How To Build A Foundation For Communication July 21, 2020

I was watching a nature documentary the other day and saw a clip of a pod of whales searching for a lost member. The next clip was about a baby deer uniting with a parent. All of these are forms of communication. As creatures designed for community, the way we engage with one another is vital to vibrant living.

Simply put, there is nothing more important for a relationship or an organization than communication.

We communicate all the time through a variety of mediums and in a variety of relationships. We communicate messages we aren’t even trying to communicate. It is such a prevalent part of the human experience.

As such, it is important for us to be intentional about the way we communicate. So much can go wrong. There is no single factor more determinative of the health of a relationship than the participants’ ability to effectively communicate with one another.

Trust

In order to build a foundation for effective communication, you have to start with trust.

On one hand, trust can be a binary thing.
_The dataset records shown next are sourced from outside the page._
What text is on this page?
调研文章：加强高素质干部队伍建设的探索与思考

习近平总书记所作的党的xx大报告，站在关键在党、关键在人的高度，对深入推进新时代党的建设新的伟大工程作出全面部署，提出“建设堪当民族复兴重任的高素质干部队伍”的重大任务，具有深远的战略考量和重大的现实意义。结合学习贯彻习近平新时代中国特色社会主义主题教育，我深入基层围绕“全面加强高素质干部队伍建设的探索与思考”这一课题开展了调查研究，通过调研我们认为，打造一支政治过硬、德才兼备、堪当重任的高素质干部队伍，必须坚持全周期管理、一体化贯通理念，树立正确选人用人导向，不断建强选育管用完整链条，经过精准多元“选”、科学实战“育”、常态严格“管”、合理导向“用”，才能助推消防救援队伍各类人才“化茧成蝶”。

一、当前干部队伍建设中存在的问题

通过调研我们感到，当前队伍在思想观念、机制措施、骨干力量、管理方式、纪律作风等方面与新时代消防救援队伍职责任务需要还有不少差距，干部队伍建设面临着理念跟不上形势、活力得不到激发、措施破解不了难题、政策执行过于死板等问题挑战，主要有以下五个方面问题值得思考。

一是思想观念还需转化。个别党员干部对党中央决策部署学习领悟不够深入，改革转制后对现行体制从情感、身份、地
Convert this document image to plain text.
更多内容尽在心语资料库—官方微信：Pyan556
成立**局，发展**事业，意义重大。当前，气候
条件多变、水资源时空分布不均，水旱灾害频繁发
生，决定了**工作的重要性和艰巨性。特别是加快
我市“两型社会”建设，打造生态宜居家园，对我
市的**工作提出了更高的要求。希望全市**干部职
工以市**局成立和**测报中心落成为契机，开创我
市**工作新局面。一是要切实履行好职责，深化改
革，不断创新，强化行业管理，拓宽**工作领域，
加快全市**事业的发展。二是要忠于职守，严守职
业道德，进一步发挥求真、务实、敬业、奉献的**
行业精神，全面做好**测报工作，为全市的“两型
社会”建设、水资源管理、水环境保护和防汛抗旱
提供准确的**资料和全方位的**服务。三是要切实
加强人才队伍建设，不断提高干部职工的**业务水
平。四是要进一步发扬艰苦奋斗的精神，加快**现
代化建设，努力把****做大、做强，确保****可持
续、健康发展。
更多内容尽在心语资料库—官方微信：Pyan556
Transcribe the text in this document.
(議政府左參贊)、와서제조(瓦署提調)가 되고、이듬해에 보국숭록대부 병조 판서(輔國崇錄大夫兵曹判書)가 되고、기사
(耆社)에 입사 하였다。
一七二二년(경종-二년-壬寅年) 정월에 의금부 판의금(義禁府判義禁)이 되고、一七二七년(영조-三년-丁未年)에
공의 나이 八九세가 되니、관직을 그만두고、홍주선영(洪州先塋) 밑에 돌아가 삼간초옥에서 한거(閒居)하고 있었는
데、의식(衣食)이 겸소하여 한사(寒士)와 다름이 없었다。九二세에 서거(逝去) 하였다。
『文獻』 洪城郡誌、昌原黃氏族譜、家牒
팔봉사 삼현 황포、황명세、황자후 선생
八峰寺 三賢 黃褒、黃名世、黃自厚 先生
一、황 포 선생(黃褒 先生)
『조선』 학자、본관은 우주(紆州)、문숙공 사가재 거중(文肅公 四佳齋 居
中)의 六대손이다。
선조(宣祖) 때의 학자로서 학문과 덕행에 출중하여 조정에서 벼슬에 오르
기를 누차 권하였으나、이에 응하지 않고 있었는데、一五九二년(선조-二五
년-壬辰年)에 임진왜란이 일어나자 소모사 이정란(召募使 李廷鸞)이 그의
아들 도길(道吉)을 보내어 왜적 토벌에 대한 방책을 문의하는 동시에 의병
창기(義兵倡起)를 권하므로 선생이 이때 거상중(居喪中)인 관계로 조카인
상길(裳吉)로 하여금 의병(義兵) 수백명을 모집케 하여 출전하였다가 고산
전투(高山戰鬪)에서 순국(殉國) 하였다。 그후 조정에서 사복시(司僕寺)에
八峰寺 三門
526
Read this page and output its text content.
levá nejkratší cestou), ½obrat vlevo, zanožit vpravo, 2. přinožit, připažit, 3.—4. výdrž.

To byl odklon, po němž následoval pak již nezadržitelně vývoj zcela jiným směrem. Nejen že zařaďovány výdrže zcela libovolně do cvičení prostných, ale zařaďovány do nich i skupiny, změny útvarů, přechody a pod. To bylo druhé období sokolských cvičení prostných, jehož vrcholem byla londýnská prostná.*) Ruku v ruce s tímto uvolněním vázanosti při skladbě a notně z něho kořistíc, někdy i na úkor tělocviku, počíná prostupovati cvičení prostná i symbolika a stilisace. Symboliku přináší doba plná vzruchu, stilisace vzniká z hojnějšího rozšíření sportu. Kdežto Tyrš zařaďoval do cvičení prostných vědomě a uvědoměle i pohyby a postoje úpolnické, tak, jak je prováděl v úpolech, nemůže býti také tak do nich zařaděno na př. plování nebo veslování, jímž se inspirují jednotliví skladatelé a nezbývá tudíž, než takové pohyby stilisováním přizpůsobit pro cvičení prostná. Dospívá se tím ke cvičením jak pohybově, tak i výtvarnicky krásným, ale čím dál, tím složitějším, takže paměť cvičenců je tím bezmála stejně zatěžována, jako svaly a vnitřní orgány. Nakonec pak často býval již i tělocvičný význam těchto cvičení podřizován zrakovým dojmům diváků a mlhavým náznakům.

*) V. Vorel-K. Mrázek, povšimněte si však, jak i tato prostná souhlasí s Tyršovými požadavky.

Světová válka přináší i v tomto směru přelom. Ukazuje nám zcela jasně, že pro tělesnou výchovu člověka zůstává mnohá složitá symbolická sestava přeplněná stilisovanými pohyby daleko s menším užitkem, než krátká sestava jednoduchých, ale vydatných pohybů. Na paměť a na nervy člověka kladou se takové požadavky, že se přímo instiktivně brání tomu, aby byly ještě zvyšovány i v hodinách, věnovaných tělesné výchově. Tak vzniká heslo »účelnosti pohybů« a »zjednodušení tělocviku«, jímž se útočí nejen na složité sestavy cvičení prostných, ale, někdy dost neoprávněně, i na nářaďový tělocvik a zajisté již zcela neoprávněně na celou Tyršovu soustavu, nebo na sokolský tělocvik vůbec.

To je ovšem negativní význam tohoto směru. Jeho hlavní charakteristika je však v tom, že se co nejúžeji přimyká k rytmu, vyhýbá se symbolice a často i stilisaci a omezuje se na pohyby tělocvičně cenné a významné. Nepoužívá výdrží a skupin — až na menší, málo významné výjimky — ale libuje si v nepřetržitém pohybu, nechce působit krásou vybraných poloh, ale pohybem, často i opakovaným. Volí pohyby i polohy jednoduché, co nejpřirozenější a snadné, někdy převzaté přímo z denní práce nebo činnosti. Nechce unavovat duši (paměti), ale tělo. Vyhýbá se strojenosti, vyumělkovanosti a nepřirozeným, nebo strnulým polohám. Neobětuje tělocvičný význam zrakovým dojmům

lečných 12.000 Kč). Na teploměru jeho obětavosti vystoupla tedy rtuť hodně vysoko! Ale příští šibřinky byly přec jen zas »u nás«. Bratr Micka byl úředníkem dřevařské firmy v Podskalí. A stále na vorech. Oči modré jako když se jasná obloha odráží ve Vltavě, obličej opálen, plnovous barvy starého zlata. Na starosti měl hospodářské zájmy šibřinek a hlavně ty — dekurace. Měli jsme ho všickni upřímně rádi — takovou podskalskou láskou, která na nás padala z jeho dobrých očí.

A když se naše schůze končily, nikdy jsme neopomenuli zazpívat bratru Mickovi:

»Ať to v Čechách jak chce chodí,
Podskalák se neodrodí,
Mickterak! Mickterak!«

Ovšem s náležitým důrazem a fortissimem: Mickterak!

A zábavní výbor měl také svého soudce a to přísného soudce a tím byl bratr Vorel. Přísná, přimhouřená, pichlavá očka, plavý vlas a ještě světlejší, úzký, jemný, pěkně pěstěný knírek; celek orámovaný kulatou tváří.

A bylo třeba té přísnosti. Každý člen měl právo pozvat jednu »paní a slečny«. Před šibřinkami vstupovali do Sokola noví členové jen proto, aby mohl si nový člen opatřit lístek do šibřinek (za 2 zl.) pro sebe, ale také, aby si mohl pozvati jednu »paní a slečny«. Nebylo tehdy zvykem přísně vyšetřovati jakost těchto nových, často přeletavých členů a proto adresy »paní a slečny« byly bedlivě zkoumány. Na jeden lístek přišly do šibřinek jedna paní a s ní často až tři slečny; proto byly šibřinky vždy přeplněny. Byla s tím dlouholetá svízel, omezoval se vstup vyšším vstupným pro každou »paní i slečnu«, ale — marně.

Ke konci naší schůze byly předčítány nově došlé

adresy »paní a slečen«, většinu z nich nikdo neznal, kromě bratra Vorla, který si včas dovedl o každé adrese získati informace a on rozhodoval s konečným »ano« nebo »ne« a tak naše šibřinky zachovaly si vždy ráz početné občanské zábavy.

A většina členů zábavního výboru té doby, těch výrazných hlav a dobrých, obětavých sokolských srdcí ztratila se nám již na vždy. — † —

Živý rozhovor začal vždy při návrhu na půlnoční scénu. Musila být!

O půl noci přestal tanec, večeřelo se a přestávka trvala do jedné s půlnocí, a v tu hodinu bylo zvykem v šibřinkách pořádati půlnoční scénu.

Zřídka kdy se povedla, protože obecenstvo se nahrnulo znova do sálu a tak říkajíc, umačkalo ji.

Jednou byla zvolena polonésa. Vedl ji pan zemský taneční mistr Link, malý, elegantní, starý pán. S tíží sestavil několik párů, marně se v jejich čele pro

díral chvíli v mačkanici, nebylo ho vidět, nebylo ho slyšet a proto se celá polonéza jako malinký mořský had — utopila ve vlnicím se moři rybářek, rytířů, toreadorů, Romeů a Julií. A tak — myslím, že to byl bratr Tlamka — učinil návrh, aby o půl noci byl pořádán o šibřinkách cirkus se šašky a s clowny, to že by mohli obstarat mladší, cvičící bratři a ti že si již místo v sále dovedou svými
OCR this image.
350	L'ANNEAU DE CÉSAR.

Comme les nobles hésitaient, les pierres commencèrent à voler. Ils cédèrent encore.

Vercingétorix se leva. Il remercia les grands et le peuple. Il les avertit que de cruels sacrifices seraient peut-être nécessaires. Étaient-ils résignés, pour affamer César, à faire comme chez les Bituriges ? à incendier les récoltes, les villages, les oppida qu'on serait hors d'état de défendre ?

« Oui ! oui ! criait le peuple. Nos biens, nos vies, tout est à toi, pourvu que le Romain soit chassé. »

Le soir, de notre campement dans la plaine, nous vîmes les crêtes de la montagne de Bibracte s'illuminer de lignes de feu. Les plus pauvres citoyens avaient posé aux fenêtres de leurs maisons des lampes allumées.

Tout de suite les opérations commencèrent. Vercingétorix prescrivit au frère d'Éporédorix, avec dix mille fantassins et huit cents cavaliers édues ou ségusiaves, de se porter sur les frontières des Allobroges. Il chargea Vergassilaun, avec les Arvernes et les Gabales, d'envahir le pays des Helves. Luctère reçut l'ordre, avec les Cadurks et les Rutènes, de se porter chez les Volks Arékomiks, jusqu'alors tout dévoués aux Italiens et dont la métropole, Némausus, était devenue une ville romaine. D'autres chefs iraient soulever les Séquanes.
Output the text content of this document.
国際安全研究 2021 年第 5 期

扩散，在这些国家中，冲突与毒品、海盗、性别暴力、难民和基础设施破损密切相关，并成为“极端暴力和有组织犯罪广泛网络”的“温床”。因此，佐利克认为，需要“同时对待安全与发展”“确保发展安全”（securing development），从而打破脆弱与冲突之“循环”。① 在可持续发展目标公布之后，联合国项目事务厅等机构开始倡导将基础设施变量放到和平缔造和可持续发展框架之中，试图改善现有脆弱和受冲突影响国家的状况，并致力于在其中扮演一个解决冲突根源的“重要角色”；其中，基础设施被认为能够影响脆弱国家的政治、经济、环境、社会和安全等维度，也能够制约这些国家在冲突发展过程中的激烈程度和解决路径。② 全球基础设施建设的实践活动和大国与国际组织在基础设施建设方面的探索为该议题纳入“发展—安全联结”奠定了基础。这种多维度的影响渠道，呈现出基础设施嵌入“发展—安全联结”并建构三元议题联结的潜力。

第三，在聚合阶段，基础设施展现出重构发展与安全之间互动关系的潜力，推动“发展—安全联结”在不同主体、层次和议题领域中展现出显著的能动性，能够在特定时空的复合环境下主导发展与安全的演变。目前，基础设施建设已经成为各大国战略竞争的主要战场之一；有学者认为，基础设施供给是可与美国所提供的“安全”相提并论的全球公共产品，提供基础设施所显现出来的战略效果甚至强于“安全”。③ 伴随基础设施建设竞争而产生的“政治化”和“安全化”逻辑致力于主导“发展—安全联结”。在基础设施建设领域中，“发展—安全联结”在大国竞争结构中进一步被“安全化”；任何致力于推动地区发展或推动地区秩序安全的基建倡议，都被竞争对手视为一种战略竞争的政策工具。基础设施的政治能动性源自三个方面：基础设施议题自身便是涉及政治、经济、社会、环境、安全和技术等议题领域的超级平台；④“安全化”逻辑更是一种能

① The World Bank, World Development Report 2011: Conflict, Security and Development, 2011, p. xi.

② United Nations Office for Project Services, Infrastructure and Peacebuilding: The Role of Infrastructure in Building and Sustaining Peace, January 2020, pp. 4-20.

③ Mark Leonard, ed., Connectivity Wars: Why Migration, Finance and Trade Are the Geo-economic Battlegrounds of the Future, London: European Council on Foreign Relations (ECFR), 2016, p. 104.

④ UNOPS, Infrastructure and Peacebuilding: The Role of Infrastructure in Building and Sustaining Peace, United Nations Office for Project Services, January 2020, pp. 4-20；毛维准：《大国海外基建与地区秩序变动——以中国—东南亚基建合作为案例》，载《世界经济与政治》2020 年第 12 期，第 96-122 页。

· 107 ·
You either do or don’t trust someone. On the other hand, there is a spectrum of trust – you might find room for skepticism or good reason to tread lightly with your vulnerabilities.

Perhaps the best way to say this is that the parties involved need to agree upon the level of trust between them. Without a modicum of trust, communication is impossible. If we believe someone’s motives to be evil or ill-conceived, everything they try to communicate will be viewed through that lens, batted down at the castle gates with no real chance of getting through.

Define A Win

Perhaps the most frustrating thing about ineffective communication is when you and your partner just cannot get on the same page. It is like you are speaking two different languages. Really, you are focused on two different things, one of you wanting to harp on one element and another something completely different. This leads to a sort of trench warfare that can make progress all but impossible.

The best way to combat this is to cut it off at the pass. Set for yourselves a vision for togetherness– why are you in a relationship? You’ll often hear couples yelling “What do you want me to do?!” or “What is it you are trying to achieve?!” They are on to something. A lot of our dysfunction is the result of competing ends. If we can unify our goal, it takes the competition and lack of clarity out of communication, or at least greatly reduces it.

Practice. Practice. Practice.

There really is very little rest from communication within a relationship. Did you know only 7% of what we communicate is verbal? Seven percent! We are saying stuff to each other all the time with our facial expressions, the posture of our bodies, and the tone of our voice.

The ever-present challenges of communication often make us want to give up. We want to just “keep the peace” by not saying anything and pretending at a kind of false harmony that is more destructive in the long run than healthy conflict.

So, have some grace for one another, be honest, and be intentional about the messages you are communicating.